Advertisement

Ocean claims fourth victim

Share via

Jenny Marder

The fourth drowning this summer was reported last week at Sunset

Beach when a Lakewood resident was discovered floating face down in

the water.

Richard Brown, 25, was unconscious by the time two beachgoers

found him at 3:45 p.m. and pulled him from the water. Several

lifeguard units began CPR and continued until the paramedics arrived

and rushed him to Los Alamitos Medical Center. He was pronounced dead

at 4:30 p.m.

The drowning occurred near 24th Street, between lifeguard towers

21 and 26, a notoriously busy stretch, said Patti Schooley, a parks

district supervisor in charge of coastal facilities for county

operated beaches.

The waves were about three feet and surf conditions were fairly

calm at the time of the incident, Schooley said. Nobody in the water

or at the beach saw Brown struggling.

“He was found approximately 20 feet from the shoreline,” Schooley

said. “That’s really not very far. It’s a shallow water incident.”

But Brown could still have been caught in underwater currents,

difficult to spot from the shoreline, she said.

“It just underscores how deceptive the ocean can be,” Schooley

said. “If you’re an inexperienced swimmer, the water can be dangerous

at times. It’s a very hazardous condition unto itself.”

Hot and humid conditions inland and an ocean as warm as bathwater

have drawn scores of people toward the surf, crowding beaches day and

night. But with this has come a rise in drownings, several of which

have occurred after sundown, when lifeguards are not on duty.

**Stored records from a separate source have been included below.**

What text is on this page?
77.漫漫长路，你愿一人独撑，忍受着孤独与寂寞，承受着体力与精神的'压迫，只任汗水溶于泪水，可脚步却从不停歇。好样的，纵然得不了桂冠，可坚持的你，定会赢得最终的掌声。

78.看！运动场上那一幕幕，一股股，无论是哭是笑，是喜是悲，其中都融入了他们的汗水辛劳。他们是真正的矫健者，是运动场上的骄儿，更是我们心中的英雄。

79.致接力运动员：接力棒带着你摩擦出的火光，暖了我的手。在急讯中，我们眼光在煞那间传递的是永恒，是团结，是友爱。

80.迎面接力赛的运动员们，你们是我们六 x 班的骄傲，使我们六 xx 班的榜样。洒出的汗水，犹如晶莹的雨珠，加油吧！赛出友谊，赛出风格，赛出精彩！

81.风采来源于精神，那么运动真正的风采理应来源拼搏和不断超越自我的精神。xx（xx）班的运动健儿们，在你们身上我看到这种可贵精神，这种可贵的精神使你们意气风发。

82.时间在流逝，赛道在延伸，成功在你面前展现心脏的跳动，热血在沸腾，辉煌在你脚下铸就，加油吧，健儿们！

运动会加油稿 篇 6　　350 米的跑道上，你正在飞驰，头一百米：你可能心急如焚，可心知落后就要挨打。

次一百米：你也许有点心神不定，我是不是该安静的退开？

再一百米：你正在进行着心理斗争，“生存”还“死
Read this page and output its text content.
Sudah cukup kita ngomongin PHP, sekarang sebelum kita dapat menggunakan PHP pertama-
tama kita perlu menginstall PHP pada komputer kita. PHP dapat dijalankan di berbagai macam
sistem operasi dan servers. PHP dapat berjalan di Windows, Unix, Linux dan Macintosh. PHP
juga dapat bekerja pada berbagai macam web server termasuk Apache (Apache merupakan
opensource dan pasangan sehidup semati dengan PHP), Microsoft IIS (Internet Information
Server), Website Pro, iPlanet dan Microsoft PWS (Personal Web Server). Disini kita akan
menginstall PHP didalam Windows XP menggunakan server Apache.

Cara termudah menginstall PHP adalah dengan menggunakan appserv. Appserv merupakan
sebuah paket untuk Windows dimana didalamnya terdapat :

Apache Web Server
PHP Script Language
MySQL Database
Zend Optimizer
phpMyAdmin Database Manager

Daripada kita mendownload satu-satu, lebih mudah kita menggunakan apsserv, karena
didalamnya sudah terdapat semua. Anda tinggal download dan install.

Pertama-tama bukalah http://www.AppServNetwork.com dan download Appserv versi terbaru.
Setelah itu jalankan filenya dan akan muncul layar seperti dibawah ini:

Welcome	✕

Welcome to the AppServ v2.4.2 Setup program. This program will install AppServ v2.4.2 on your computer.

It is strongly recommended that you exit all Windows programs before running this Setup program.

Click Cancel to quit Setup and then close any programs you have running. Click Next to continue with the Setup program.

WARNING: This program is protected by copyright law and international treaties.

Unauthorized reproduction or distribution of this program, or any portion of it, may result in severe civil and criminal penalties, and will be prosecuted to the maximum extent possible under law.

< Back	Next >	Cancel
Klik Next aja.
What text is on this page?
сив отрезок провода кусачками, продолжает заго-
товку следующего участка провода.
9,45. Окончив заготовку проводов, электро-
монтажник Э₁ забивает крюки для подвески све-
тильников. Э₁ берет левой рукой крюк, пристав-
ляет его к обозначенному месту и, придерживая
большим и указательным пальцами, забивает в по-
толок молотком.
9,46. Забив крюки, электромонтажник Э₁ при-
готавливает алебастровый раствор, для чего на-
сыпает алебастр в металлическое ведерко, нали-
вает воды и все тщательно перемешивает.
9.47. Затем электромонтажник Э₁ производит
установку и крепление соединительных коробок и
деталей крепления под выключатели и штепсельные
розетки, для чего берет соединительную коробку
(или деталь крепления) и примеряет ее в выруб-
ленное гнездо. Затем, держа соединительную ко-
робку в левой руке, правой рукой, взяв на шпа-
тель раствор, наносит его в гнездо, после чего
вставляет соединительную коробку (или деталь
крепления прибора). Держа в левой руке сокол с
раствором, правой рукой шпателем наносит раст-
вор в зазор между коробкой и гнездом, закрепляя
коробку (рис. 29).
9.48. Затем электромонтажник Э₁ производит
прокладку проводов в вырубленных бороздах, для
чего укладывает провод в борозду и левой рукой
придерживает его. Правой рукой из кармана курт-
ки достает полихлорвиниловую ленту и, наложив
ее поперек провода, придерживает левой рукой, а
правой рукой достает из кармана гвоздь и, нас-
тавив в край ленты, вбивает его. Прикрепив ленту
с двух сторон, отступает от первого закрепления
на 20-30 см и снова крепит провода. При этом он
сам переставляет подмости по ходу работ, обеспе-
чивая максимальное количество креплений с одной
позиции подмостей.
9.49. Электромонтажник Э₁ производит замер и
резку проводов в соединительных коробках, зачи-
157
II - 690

The body of high school football standout Drean Rucker, 18, was

recovered Saturday after a search that lasted nearly a week. People

out riding personal watercrafts found the 6-foot-2, 235-pound USC

football recruit at 8:30 in the morning north of the Huntington Beach

Pier.

Rucker disappeared underwater just after 8 p.m. near state beach

lifeguard tower No. 6, between Brookhurst Street and Magnolia Avenue.

He had gone for a swim with friends while attending a cookout at the

beach.

Brown’s death marks the fourth in a series of recent drownings at

Sunset and Huntington beaches. A 14-year-old disappeared while

swimming fully clothed near tower No. 2 at Huntington State Beach,

June 25. Three weeks later, a 22-year-old man drowned while

boogie-boarding at Huntington City Beach.

It’s unfortunate that there have been four drownings countywide in

such a short period in time, Schooley said. “It’s tragic.”